I've tried just taking the text that i've got and hitting the little warp text button.. this sort of works but it does distort the font so I have to keep the curve quite "shallow":
Or I can use the pen-path tool to write it out again, which doesn't seem to distort the font as much... but I dunno, it still don't seem right, maybe not even as good as the warped text..?:
I'm just not sure either are an improvement over the earlier 'straight' version???
Opinions please!!! :)
If you go with curved text, you'd probably want to keep it pretty shallow anyway... I like the warp better than the pen... maybe because of the darker/more visible characters. Pen tool... meh... Shapes converted to paths might be better - you can keep the curves more uniform sometimes than with the pen tool and path point adjustments. Maybe it's easier than I know. It did take me an embarrassing amount of time to figure out how to put text on a path ;) so you probably should get someone else's advice on the best way to do it. With recent maps of mine, the labels were all raster letters from the beginning, so where they're on a curve they're mostly just arc-warped a bit or I rotated the letters individually around a central point if the arc was going to be too deep and distort things too much with a warp adjustment.
Whether either of your examples is an improvement over straight, I don't know. I'll leave that to the others. The map looks nice though. :)
After some playing I took your advice and went for shallow warped text on those labels that lent themselves to it. I've stuck on a few 'route lines' and a bunch of depth readings too.
I think this is done now unless I've missed anything obvious? :)
The numbers a little thin for easy reading. Don't know if that's important to you or if it doesn't matter. But it might be interesting to see what it does to the map if you put the numbers inside the outer ring and spoke handles of ship wheels... like your location icons, but larger and lighter, faded value. Just a thought. You've done a good job with this.
I sort of wanted the depths to be very much a background thing, I did do a little tester as you suggested but I think I'm happy as they are.
I've positioned them at narrows, channels and anchorage points as they might appear on a real chart, and tried to put more around the busier ports and routes and less further away. But ultimately I don't want them to busy up the chart too much.
Besides my experience with real naval charts (I sail a bit) is that the soundings are always really small and difficult to read! ;D
As always thanks for the C&C though! :)
I agree with Clashio, that's a good job. And I'm finding those numbers quite intriguing too. Do you intent to use it as travel distance? Or the positioning of the pirate's lootings? :D
Ahh no, they are measurements of the depth of water in at low tide and are used to determine:
1. if you have enough water below you to get a ship with a particular draft (depth under the waterline to the bottom of it's keel) safely across a particular bit of ocean floor without running aground.

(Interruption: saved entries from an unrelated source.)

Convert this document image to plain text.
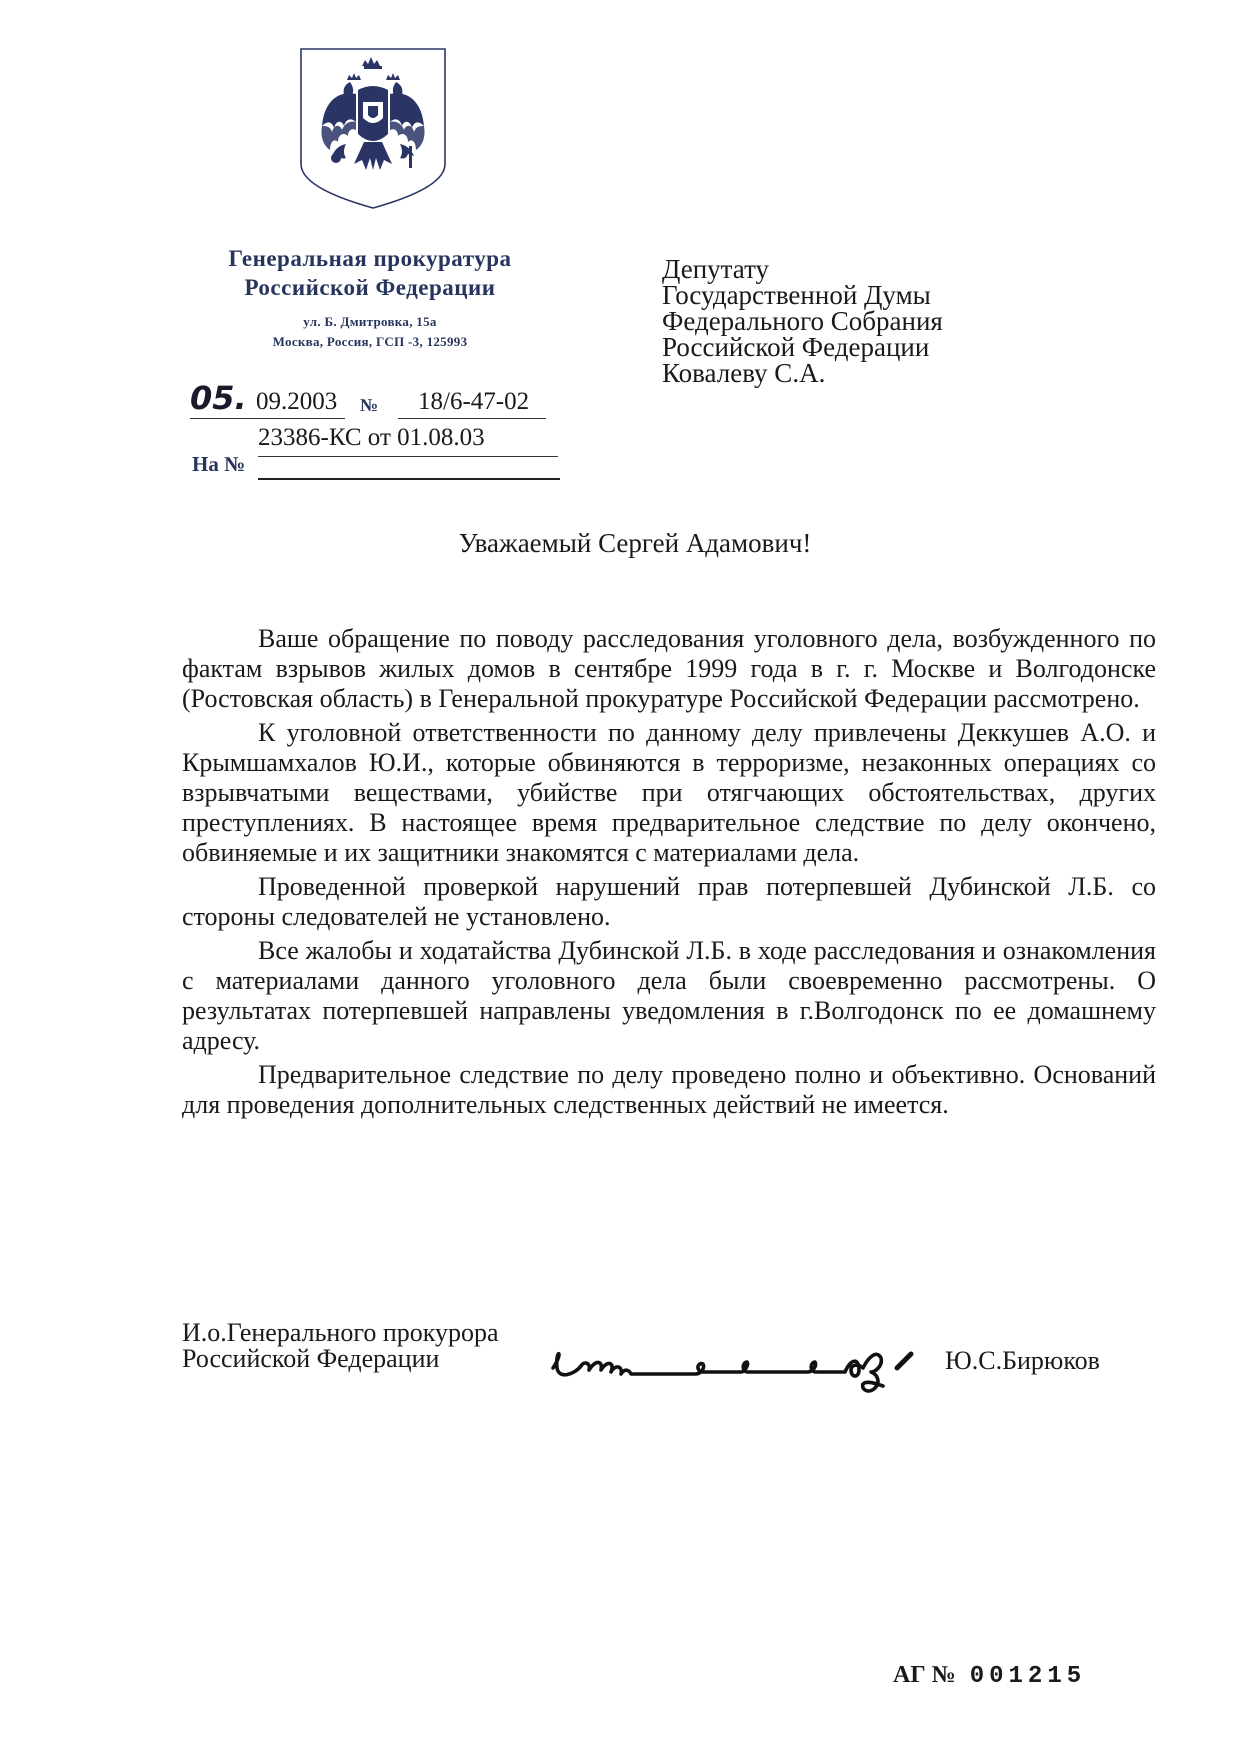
Генеральная прокуратура
Российской Федерации
ул. Б. Дмитровка, 15а
Москва, Россия, ГСП -3, 125993
05. 09.2003 № 18/6-47-02
23386-КС от 01.08.03
На №
Депутату
Государственной Думы
Федерального Собрания
Российской Федерации
Ковалеву С.А.
Уважаемый Сергей Адамович!

Ваше обращение по поводу расследования уголовного дела, возбужденного по фактам взрывов жилых домов в сентябре 1999 года в г. г. Москве и Волгодонске (Ростовская область) в Генеральной прокуратуре Российской Федерации рассмотрено.

К уголовной ответственности по данному делу привлечены Деккушев А.О. и Крымшамхалов Ю.И., которые обвиняются в терроризме, незаконных операциях со взрывчатыми веществами, убийстве при отягчающих обстоятельствах, других преступлениях. В настоящее время предварительное следствие по делу окончено, обвиняемые и их защитники знакомятся с материалами дела.

Проведенной проверкой нарушений прав потерпевшей Дубинской Л.Б. со стороны следователей не установлено.

Все жалобы и ходатайства Дубинской Л.Б. в ходе расследования и ознакомления с материалами данного уголовного дела были своевременно рассмотрены. О результатах потерпевшей направлены уведомления в г.Волгодонск по ее домашнему адресу.

Предварительное следствие по делу проведено полно и объективно. Оснований для проведения дополнительных следственных действий не имеется.

И.о.Генерального прокурора
Российской Федерации	Ю.С.Бирюков
АГ № 001215
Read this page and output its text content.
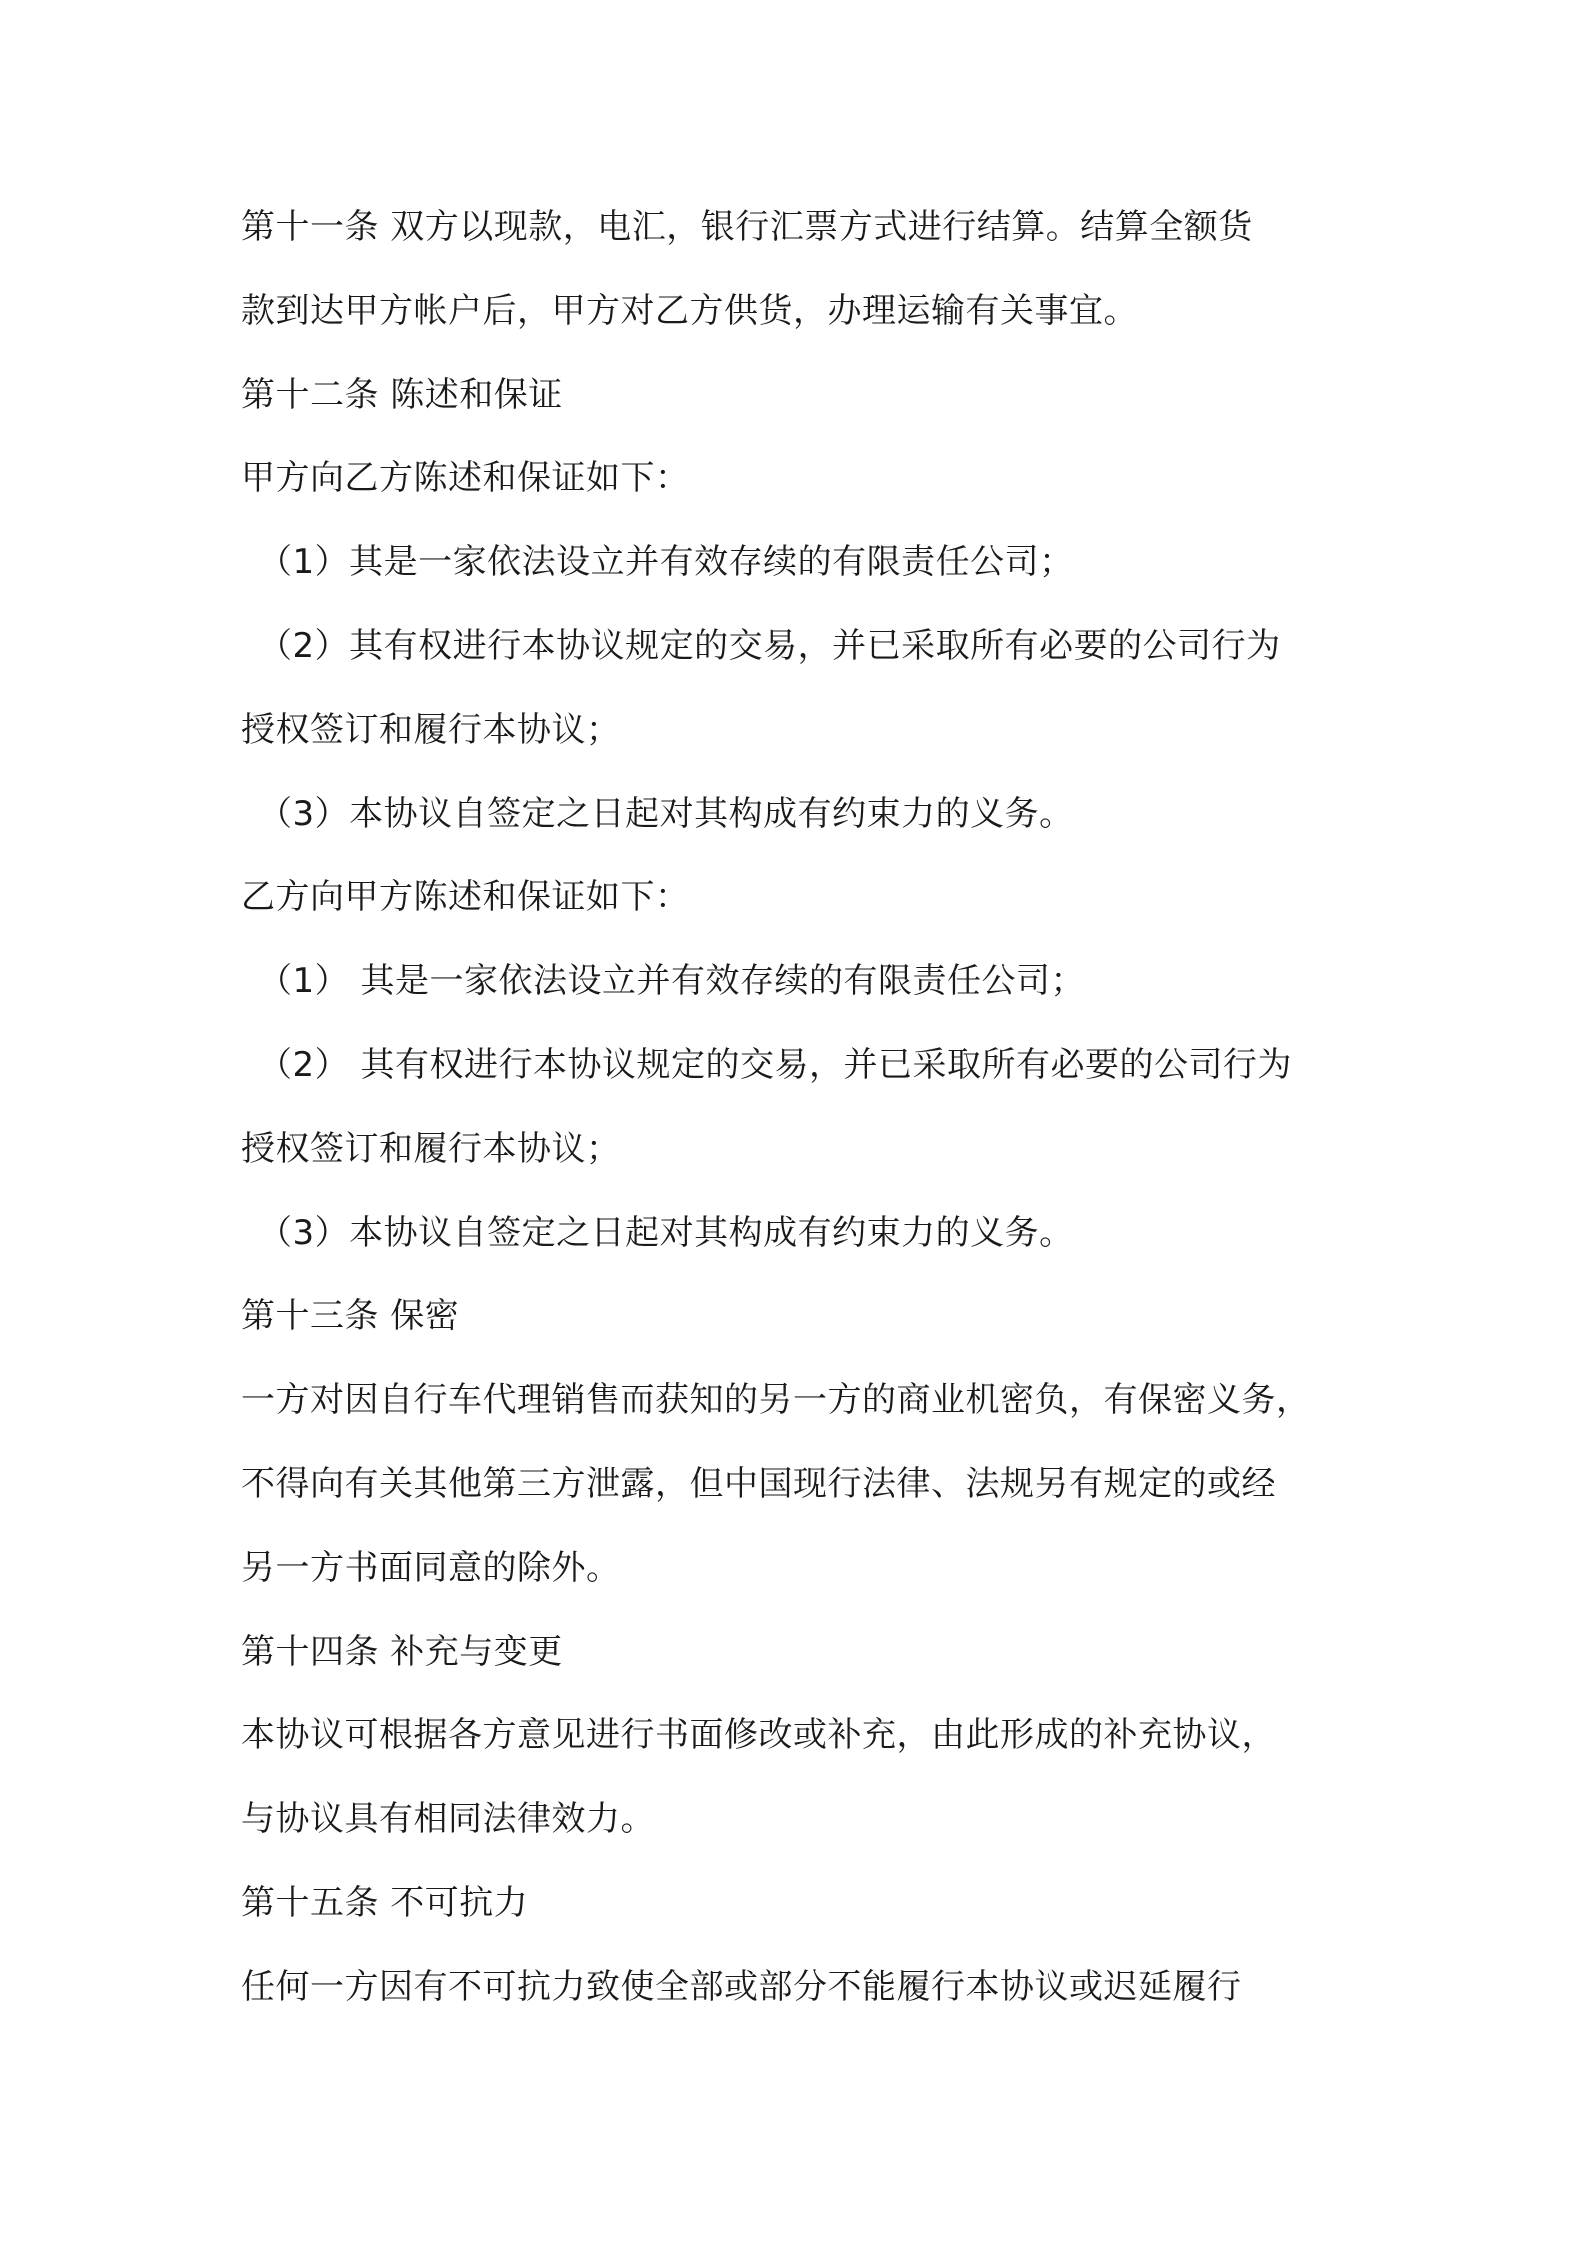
第十一条 双方以现款，电汇，银行汇票方式进行结算。结算全额货
款到达甲方帐户后，甲方对乙方供货，办理运输有关事宜。
第十二条 陈述和保证
甲方向乙方陈述和保证如下：
（1）其是一家依法设立并有效存续的有限责任公司；
（2）其有权进行本协议规定的交易，并已采取所有必要的公司行为
授权签订和履行本协议；
（3）本协议自签定之日起对其构成有约束力的义务。
乙方向甲方陈述和保证如下：
（1） 其是一家依法设立并有效存续的有限责任公司；
（2） 其有权进行本协议规定的交易，并已采取所有必要的公司行为
授权签订和履行本协议；
（3）本协议自签定之日起对其构成有约束力的义务。
第十三条 保密
一方对因自行车代理销售而获知的另一方的商业机密负，有保密义务，
不得向有关其他第三方泄露，但中国现行法律、法规另有规定的或经
另一方书面同意的除外。
第十四条 补充与变更
本协议可根据各方意见进行书面修改或补充，由此形成的补充协议，
与协议具有相同法律效力。
第十五条 不可抗力
任何一方因有不可抗力致使全部或部分不能履行本协议或迟延履行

2. If you have enough anchor chain to reach the bottom and hold without slipping (I won't bore you with the various different types of anchor for particular sea floor or the calculation for how many multiples of the depth in chain and rope you need to get a safe hold!).
Well then it works beautifully :)
Originally Posted by fifty
;) My experience with real naval charts (I just like to look at them) is that the soundings ARE always really small, difficult to read... and my opinion is that it doesn't always need to be so, does it?